Pese a tener un brazo destrozado, Abdel agarró mecánicamente a la mujer con ambas manos y la estrechó en un abrazo letal. Los impresionantes brazos musculosos del mercenario envolvían el cuerpo de Illasera y le inmovilizaban los brazos a ambos lados. Abdel apretó, y en el claro resonó el ruido de huesos que se rompían.

La mujer echó la cabeza atrás para gritar, pero únicamente pudo emitir un ahogado gorgoteo. Los ojos se le pusieron en blanco, de la boca y de la nariz empezó a manarle sangre, y por las mejillas le rodaron lágrimas carmesíes.

Atrapado dentro de su propia conciencia Abdel luchó por recuperar su yo, para encerrar a la parte de él que había liberado involuntariamente. Pero se vio reducido al papel de mero espectador mientras el avatar de Bhaal inclinaba la testa hacia adelante, arrancaba a la moribunda mujer un pedazo de carne del cuello y luego devoraba con fruición a su enemiga. La mujer dejó de debatirse, y Abdel arrojó aquella temblorosa masa de carne al suelo, con gesto de desdén.

El monstruo volvió su atención a las dos mujeres situadas a pocos metros de distancia. La esencia de Bhaal trató de empujar al cuerpo que ahora poseía, pero con fuerza de voluntad Abdel se negó a dar ni un paso. Con un pie alzado el mercenario luchó por recuperar el control de su cuerpo, pugnó por apagar el insaciable fuego de Bhaal que quemaba en su alma.

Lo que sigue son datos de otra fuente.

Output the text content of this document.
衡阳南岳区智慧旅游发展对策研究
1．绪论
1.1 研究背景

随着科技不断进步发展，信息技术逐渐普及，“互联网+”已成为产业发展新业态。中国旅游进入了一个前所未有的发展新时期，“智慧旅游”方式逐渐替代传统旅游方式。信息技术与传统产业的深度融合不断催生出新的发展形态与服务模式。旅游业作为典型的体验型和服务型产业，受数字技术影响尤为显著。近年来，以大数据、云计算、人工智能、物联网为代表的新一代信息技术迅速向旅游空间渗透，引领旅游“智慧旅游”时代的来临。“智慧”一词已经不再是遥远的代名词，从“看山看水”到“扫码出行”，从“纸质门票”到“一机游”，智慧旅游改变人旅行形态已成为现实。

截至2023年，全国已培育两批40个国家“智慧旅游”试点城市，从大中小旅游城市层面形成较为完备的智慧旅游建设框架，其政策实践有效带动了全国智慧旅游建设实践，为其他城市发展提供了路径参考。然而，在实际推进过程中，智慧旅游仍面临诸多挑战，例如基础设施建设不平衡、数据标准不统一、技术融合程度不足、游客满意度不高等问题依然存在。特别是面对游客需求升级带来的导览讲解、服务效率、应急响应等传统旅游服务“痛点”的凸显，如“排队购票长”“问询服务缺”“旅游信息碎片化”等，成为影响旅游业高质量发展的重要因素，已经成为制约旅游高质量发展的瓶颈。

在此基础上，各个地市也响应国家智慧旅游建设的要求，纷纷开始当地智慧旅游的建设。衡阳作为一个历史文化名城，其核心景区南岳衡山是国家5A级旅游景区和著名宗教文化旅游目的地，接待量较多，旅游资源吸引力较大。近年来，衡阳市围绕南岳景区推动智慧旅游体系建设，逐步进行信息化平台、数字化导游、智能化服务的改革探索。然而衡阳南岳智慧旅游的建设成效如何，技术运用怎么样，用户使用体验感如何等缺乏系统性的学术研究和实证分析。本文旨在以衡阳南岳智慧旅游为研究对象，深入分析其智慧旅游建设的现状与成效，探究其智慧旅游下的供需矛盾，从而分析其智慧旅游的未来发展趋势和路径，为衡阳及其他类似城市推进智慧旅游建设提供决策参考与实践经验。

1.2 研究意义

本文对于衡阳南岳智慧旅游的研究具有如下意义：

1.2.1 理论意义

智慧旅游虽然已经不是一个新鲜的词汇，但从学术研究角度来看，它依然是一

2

—Abdel, Abdel, ¿qué te ocurre? —preguntó Jaheira con expresión preocupada.

El mercenario quiso gritarle una advertencia, pero necesitaba todas sus fuerzas para impedir que su cuerpo, ahora poseído, diera aquel primer y fatídico paso. Entonces notó que la transformación comenzaba. Pese a todos sus esfuerzos su cuerpo empezaba a cambiar; se estaba convirtiendo en el demonio de cuatro brazos que los mortales conocían con el nombre de El Aniquilador.

—¡Abdel! —chilló Imoen, con una expresión igual a la de Jaheira—. ¡No, Abdel, no!